The defendant contends that the fact that in the Burritt device the water extends above the soldered joint of the seal, whereas the water in the Parmelee device does not surround the joint, takes the Burritt device out of the Parmelee patent; and reliance is placed upon a clause in the specification which says:
“As the seal is secured within the distributer, which is usually made of metal, the rise of the temperature in a room or compartment will raise the temperature of the metal of which the distributer is made, and thus melt or fuse the joint between the seal and the distributer more readily than if water surrounded or was above the seal.”

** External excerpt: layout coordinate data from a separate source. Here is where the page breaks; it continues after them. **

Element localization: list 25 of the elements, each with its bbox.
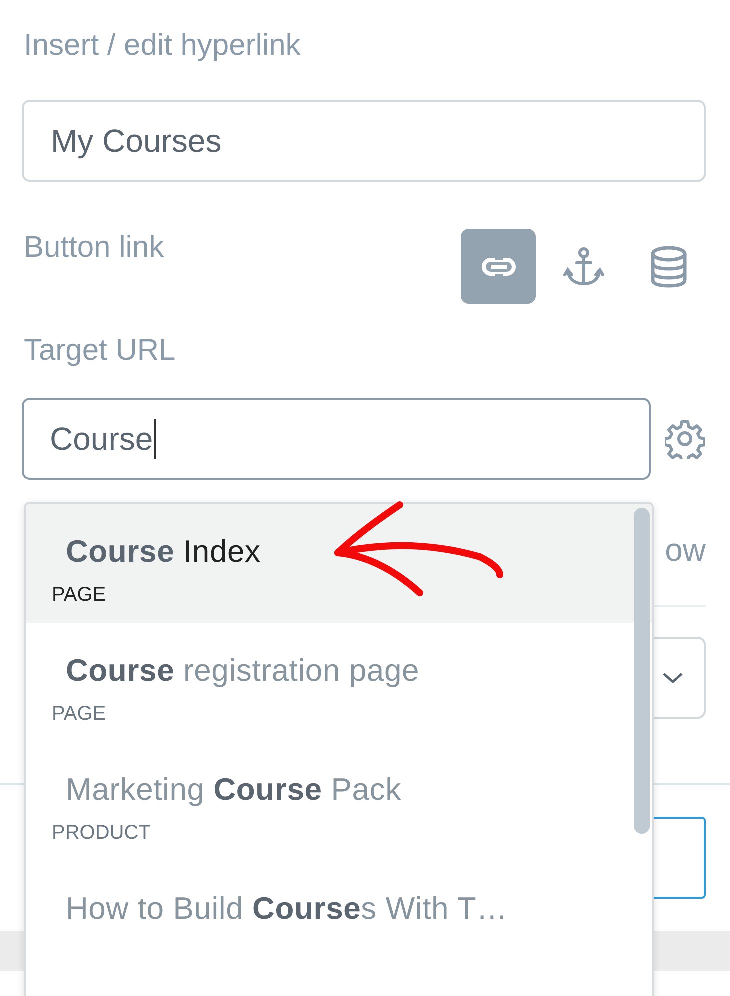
dialog-title: Insert / edit hyperlink xyxy=(24,28,302,64)
suggestion-item[interactable]: Course registration page PAGE xyxy=(26,623,652,742)
text-field[interactable]: My Courses xyxy=(22,100,706,182)
scrollbar[interactable] xyxy=(634,508,650,834)
field-label: Target URL xyxy=(23,334,177,368)
suggestion-title: Course Index xyxy=(65,534,262,570)
suggestion-item[interactable]: Course Index PAGE xyxy=(26,504,652,623)
url-field[interactable]: Course xyxy=(22,398,651,480)
field-label: Button link xyxy=(23,231,164,265)
text-caret xyxy=(154,419,156,459)
anchor-icon xyxy=(562,246,604,288)
suggestion-title: Marketing Course Pack xyxy=(65,772,402,808)
database-icon xyxy=(650,246,688,288)
suggestion-item[interactable]: How to Build Courses With T… xyxy=(26,861,652,943)
suggestion-type: PAGE xyxy=(52,703,108,726)
suggestion-type: PAGE xyxy=(52,584,108,607)
suggestion-item[interactable]: Marketing Course Pack PRODUCT xyxy=(26,742,652,861)
link-icon xyxy=(480,256,516,276)
link-type-button[interactable] xyxy=(461,229,536,304)
chevron-down-icon xyxy=(662,672,684,684)
suggestion-title: Course registration page xyxy=(65,653,421,689)
suggestion-title: How to Build Courses With T… xyxy=(65,891,509,927)
suggestion-type: PRODUCT xyxy=(52,822,152,845)
settings-icon[interactable] xyxy=(665,419,705,459)
option-label: ow xyxy=(665,532,706,568)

The patentee was here referring to the advantage which his invention possessed over a previous invention which he had patented in 1874, in which the seal inclosed the distributer, and consequently the water filled the distributer and the space between it and the cap, and thus “surrounded the joint, and seriously retarded the melting of the solder;” but the patent now in suit, though a narrow one, is not to receive the extremely narrow construction which the defendant gives. According to the construction of one of its experts a flat Burritt seal would be within the patent, while a dome-shaped one would not be, and in the opinion of another expert a Parmelee flat-cap would be without the patent, if the flanges were inside instead of outside the extreme outer end of the water-pipe. The gist of the invention was the location of the seal upon the extreme outer end of the water-conduit and connected with the distributer; but it is not imperative that the seal should be so constructed that the water should be below the fusible joint.
Let there be a decree for the plaintiffs for an injunction and an accounting.